Credit: Chris Benson via Unsplash

68% of Irish adults in their late twenties still living at home with parents

New data released by Eurostat has shown that more than two out of every three young Irish adults were still living at home last year.

The freshly released data from the European Union’s statistical office showed that 68 per cent of Irish adults aged 25 to 29 still lived at home last year, which contrasts sharply with percentages seen in other European nations.

The number of young adults living at home here sat above the EU average, which is 42 per cent. In Scandinavian countries, the vast majority of adults in their late twenties do not live with their parents. In Denmark, the number of 25-29-year-olds living at home was just 4.4 per cent, while in Finland, it was 5.7 per cent. Similarly, in Sweden, just 6.4 per cent of adults in this age group still lived at home.

The statistics were presented in Eurostat’s ‘Young Europeans’ interactive online infographic tool, which allows young people to compare themselves to others throughout Europe.

More men in their late twenties than women live at home here, the figures show – with 74 per cent of men aged 25-29 falling into this category, compared to 61 per cent of young women. The EU research found that 45.5 per cent of young people in this age group reported their life satisfaction as high, with just 3.5 per cent describing their satisfaction with life as “low”.

Despite such a high percentage of those in their late twenties still living at home in Ireland, the figures show that young adults in Ireland have one of the highest rates of third-level education throughout the EU. 67.3 per cent of women aged 25-29 have a third level education in Ireland, compared to an EU average of 46.9 per cent.

Statistics from web portal Landgeist, published in June, showed there were huge differences in the numbers of young adults living with their parents across Europe. While the numbers of young people in Western Europe living with their parents was reported as being relatively low, Ireland is at the higher end of the scale – with countries including the Netherlands at the lower end, with 14 per cent of young adults there living at home.

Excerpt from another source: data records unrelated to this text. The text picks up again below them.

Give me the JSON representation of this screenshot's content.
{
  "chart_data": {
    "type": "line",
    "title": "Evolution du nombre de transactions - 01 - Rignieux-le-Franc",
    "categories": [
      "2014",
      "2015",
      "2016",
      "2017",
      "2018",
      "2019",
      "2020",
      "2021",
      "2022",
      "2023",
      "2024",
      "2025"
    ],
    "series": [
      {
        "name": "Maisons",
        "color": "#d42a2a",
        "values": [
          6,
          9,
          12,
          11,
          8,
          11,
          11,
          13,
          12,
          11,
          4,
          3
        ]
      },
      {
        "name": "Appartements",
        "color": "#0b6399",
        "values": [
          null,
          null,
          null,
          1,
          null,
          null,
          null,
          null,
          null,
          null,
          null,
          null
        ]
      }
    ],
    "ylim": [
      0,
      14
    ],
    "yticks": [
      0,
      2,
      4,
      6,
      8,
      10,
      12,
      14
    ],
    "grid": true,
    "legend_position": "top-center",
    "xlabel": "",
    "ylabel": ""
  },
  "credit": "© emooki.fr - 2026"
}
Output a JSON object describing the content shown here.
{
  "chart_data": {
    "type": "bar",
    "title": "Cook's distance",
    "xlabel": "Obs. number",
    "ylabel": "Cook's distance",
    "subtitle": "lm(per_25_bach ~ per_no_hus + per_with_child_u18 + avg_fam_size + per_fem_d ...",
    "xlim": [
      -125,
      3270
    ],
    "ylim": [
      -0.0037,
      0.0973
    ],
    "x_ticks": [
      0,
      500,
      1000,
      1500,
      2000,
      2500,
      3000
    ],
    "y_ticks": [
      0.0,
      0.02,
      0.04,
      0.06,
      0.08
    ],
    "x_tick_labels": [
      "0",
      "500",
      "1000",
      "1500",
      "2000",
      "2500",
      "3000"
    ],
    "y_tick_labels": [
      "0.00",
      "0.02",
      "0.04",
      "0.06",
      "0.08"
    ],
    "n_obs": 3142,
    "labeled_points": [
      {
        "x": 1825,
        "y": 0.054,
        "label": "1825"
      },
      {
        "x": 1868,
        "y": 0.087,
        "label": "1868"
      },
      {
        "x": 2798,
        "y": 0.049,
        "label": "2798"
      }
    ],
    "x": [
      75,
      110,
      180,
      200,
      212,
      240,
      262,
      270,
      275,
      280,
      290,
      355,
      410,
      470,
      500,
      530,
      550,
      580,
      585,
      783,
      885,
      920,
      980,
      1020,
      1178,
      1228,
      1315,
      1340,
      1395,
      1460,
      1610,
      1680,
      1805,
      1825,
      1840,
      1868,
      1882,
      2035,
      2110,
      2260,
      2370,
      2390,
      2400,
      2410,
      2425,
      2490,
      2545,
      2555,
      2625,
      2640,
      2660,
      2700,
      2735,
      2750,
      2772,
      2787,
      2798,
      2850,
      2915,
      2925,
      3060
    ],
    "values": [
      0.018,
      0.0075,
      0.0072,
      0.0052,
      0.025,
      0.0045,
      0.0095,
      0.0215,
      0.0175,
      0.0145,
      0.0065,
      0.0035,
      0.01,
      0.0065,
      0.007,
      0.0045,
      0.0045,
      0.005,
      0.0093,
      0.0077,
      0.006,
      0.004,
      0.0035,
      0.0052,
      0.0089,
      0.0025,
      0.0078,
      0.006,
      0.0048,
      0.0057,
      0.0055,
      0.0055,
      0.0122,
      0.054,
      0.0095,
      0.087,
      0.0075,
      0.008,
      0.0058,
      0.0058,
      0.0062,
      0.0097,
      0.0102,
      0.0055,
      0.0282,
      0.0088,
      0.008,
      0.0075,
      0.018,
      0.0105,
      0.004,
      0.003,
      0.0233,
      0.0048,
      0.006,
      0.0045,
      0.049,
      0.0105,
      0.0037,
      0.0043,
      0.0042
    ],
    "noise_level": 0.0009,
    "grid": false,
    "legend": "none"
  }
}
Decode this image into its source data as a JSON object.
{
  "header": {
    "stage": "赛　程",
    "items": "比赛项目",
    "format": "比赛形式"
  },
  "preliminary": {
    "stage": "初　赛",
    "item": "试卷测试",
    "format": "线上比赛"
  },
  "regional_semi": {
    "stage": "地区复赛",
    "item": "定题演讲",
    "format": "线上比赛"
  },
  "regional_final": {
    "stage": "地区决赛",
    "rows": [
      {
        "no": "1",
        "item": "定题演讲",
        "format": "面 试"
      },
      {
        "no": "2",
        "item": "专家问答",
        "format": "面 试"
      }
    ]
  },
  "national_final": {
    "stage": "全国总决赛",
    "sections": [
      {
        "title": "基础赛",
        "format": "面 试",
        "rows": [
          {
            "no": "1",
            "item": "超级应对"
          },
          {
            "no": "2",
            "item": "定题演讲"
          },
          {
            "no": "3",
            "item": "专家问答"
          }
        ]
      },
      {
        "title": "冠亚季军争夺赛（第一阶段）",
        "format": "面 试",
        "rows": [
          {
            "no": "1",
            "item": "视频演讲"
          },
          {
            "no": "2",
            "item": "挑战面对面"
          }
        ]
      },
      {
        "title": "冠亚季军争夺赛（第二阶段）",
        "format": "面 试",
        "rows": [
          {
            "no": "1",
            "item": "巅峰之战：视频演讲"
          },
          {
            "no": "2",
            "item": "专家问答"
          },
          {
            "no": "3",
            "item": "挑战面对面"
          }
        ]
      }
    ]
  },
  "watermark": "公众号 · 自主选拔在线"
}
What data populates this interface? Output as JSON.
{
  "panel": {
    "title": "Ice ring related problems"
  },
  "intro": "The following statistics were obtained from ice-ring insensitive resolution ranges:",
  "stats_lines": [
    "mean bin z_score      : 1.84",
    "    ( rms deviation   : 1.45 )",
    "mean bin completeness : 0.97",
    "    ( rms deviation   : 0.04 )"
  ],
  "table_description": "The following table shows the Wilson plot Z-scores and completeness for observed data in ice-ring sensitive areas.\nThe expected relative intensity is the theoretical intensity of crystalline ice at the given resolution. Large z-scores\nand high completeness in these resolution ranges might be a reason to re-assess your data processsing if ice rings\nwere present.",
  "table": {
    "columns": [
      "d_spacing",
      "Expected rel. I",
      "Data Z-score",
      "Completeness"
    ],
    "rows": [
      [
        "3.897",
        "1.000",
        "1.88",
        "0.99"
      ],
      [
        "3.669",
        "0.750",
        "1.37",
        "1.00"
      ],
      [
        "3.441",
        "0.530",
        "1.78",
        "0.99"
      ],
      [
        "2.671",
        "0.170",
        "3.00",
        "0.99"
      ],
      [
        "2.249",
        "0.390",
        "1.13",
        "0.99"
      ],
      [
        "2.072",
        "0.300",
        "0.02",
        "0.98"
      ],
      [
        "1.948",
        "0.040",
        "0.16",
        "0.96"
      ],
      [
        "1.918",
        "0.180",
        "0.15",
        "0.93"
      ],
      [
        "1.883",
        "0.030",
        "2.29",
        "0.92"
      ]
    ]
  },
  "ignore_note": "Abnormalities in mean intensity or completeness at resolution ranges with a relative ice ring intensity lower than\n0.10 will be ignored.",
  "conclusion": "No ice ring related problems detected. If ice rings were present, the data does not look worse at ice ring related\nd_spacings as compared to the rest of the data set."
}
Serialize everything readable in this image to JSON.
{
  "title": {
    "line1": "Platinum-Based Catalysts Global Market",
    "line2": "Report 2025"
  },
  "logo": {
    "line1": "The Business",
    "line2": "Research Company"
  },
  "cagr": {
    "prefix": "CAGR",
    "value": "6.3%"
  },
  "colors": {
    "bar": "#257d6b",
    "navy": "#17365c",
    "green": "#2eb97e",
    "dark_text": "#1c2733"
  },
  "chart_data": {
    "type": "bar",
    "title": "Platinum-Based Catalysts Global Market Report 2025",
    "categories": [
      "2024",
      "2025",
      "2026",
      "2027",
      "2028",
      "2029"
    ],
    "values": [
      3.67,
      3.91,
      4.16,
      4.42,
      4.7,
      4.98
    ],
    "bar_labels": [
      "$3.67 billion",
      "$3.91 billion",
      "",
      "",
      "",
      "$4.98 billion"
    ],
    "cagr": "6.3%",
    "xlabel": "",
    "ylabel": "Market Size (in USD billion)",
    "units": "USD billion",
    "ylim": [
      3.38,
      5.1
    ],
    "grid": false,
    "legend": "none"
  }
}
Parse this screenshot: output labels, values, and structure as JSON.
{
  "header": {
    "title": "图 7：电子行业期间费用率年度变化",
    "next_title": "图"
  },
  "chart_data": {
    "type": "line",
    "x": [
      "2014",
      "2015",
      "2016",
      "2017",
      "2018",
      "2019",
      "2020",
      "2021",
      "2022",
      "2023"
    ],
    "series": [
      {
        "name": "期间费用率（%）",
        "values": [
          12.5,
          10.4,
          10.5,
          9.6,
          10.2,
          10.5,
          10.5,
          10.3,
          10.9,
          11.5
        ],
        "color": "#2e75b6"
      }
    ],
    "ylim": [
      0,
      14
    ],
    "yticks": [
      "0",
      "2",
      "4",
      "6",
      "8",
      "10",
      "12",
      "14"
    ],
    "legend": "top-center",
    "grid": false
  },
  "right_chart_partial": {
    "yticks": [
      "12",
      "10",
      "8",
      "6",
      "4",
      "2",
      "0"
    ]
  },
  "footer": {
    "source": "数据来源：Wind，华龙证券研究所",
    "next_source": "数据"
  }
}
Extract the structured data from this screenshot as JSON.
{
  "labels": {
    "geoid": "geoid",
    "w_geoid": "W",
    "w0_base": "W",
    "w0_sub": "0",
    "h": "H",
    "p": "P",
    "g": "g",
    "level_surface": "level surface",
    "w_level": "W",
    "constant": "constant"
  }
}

In sharp contrast, the number of young adults living at home is much lower in the United States, with roughly 16.7 per cent of 25-34 year-olds still living with their parents.

Eurostat data shows that the highest percentages of young adults still at home can be found in the Balkan countries, including Croatia, where 80 per cent of young adults still live with their parents.

The number of young adults living at home with parents has doubled in ten years, while data from Eurostat, published in June, showed a 20 per cent increase in adults aged 18-24  living at home since 2014.

The new figures point to the crisis in home affordability here, while a separate study, published at the end of May by Eurofound, found that homeownership across the EU between 2012 and 2020 dropped, declining by more than 3 percentage points in Spain, Denmark, Cyprus, Finland, Bulgaria, and Denmark.

The lost prospect of home ownership was driven by a decline in ownership among young people and low-income groups, with a rise in the proportion of young adults aged 20-29 relying on private rentals.

Eurofound reported that many young adults have not been in a position to move out of the family home due to a lack of affordable housing options.

The EU agency found that the age at which at least 50 per cent of people in the EU were living outside their parental home rose from 26 to 28 between 2007 and 2019. Between 2010 and 2019, Ireland, Spain, Croatia, Italy, Cyprus, Belgium, Greece faced the largest increases in people aged 25–34 living with their parents.